Echo Tang: So, you believe future AI models will increasingly focus on edge deployment, potentially leading to hybrid cloud-edge architectures?
Yanzhi Wang: Absolutely. The future will move towards cloud-edge integration, with edge devices primarily handling task distribution and local responses. Some tasks, such as translation, must be completed at the edge due to often unreliable network conditions encountered during travel or large events, making cloud reliance impractical.
Not all tasks must be edge-based, though; many still require cloud-based computing resources. The optimal strategy involves task-specific collaborative deployment, leveraging the strengths of each side.
Echo Tang: Thank you very much, Professor Wang, for sharing your insights in this GOSIM Open AGI Forum episode.
5. From Llama to Moxin: Moving Beyond "Big Model Only" Mindset
In this in-depth discussion on future AI trends, Professor Yanzhi Wang demonstrated profound academic expertise and keen industry foresight. Through the Moxin-7B project, he validated the vast potential of small language models in low-cost, high-performance edge deployment, further enhancing their capabilities through reinforcement learning and enabling "self-evolution," thereby reducing traditional reliance on ultra-large language models.
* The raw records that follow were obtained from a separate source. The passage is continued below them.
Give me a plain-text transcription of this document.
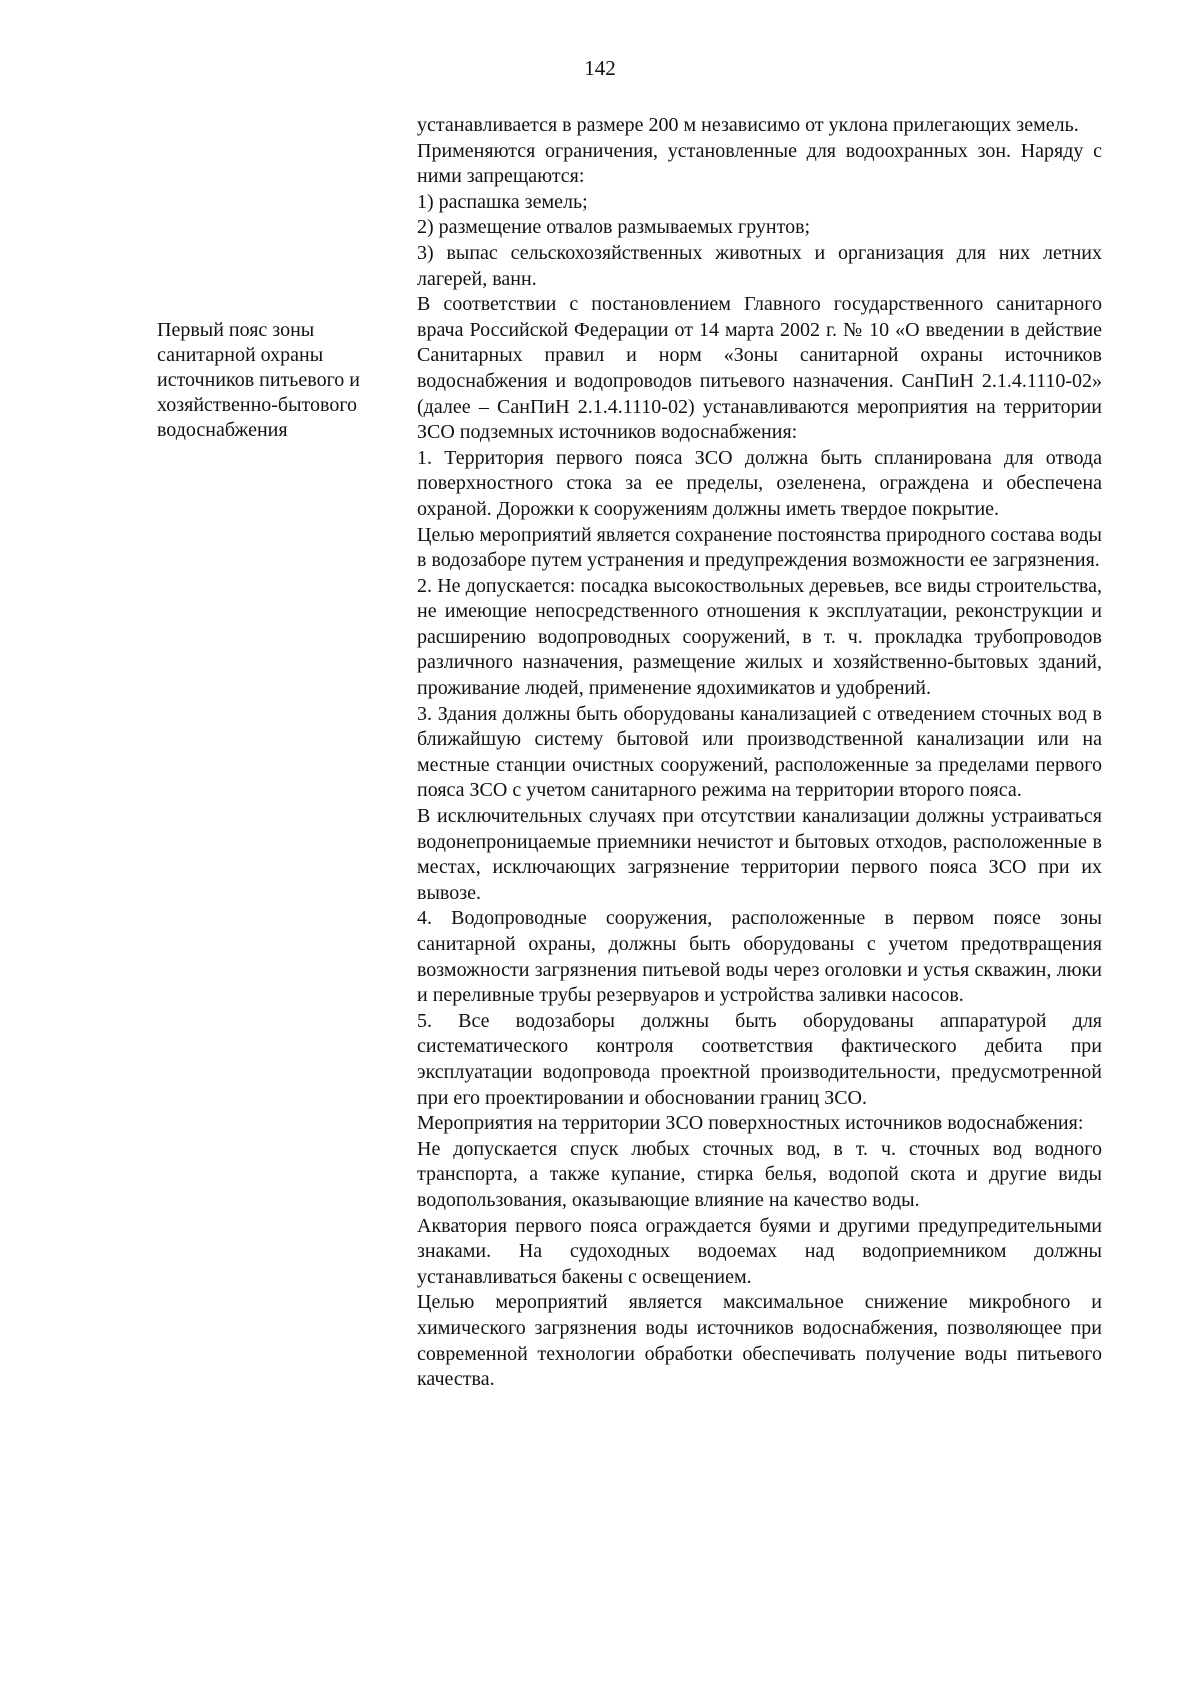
142
Первый пояс зоны
санитарной охраны
источников питьевого и
хозяйственно-бытового
водоснабжения

устанавливается в размере 200 м независимо от уклона прилегающих земель.

Применяются ограничения, установленные для водоохранных зон. Наряду с ними запрещаются:

1) распашка земель;

2) размещение отвалов размываемых грунтов;

3) выпас сельскохозяйственных животных и организация для них летних лагерей, ванн.

В соответствии с постановлением Главного государственного санитарного врача Российской Федерации от 14 марта 2002 г. № 10 «О введении в действие Санитарных правил и норм «Зоны санитарной охраны источников водоснабжения и водопроводов питьевого назначения. СанПиН 2.1.4.1110-02» (далее – СанПиН 2.1.4.1110-02) устанавливаются мероприятия на территории ЗСО подземных источников водоснабжения:

1. Территория первого пояса ЗСО должна быть спланирована для отвода поверхностного стока за ее пределы, озеленена, ограждена и обеспечена охраной. Дорожки к сооружениям должны иметь твердое покрытие.

Целью мероприятий является сохранение постоянства природного состава воды в водозаборе путем устранения и предупреждения возможности ее загрязнения.

2. Не допускается: посадка высокоствольных деревьев, все виды строительства, не имеющие непосредственного отношения к эксплуатации, реконструкции и расширению водопроводных сооружений, в т. ч. прокладка трубопроводов различного назначения, размещение жилых и хозяйственно-бытовых зданий, проживание людей, применение ядохимикатов и удобрений.

3. Здания должны быть оборудованы канализацией с отведением сточных вод в ближайшую систему бытовой или производственной канализации или на местные станции очистных сооружений, расположенные за пределами первого пояса ЗСО с учетом санитарного режима на территории второго пояса.

В исключительных случаях при отсутствии канализации должны устраиваться водонепроницаемые приемники нечистот и бытовых отходов, расположенные в местах, исключающих загрязнение территории первого пояса ЗСО при их вывозе.

4. Водопроводные сооружения, расположенные в первом поясе зоны санитарной охраны, должны быть оборудованы с учетом предотвращения возможности загрязнения питьевой воды через оголовки и устья скважин, люки и переливные трубы резервуаров и устройства заливки насосов.

5. Все водозаборы должны быть оборудованы аппаратурой для систематического контроля соответствия фактического дебита при эксплуатации водопровода проектной производительности, предусмотренной при его проектировании и обосновании границ ЗСО.

Мероприятия на территории ЗСО поверхностных источников водоснабжения:

Не допускается спуск любых сточных вод, в т. ч. сточных вод водного транспорта, а также купание, стирка белья, водопой скота и другие виды водопользования, оказывающие влияние на качество воды.

Акватория первого пояса ограждается буями и другими предупредительными знаками. На судоходных водоемах над водоприемником должны устанавливаться бакены с освещением.

Целью мероприятий является максимальное снижение микробного и химического загрязнения воды источников водоснабжения, позволяющее при современной технологии обработки обеспечивать получение воды питьевого качества.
As Professor Wang emphasized, future AI development should not endlessly pursue model scaling but instead focus on efficiency, transparency, and reproducibility. His advocated architecture—combining cloud-edge integration with large-small language model collaboration—may become crucial for achieving widespread adoption and practical implementation of AI.
In this evolving era that increasingly moves away from the "big model only" mindset, Professor Yanzhi Wang is undoubtedly contributing visionary academic strength and technological conviction to the open-source AI ecosystem.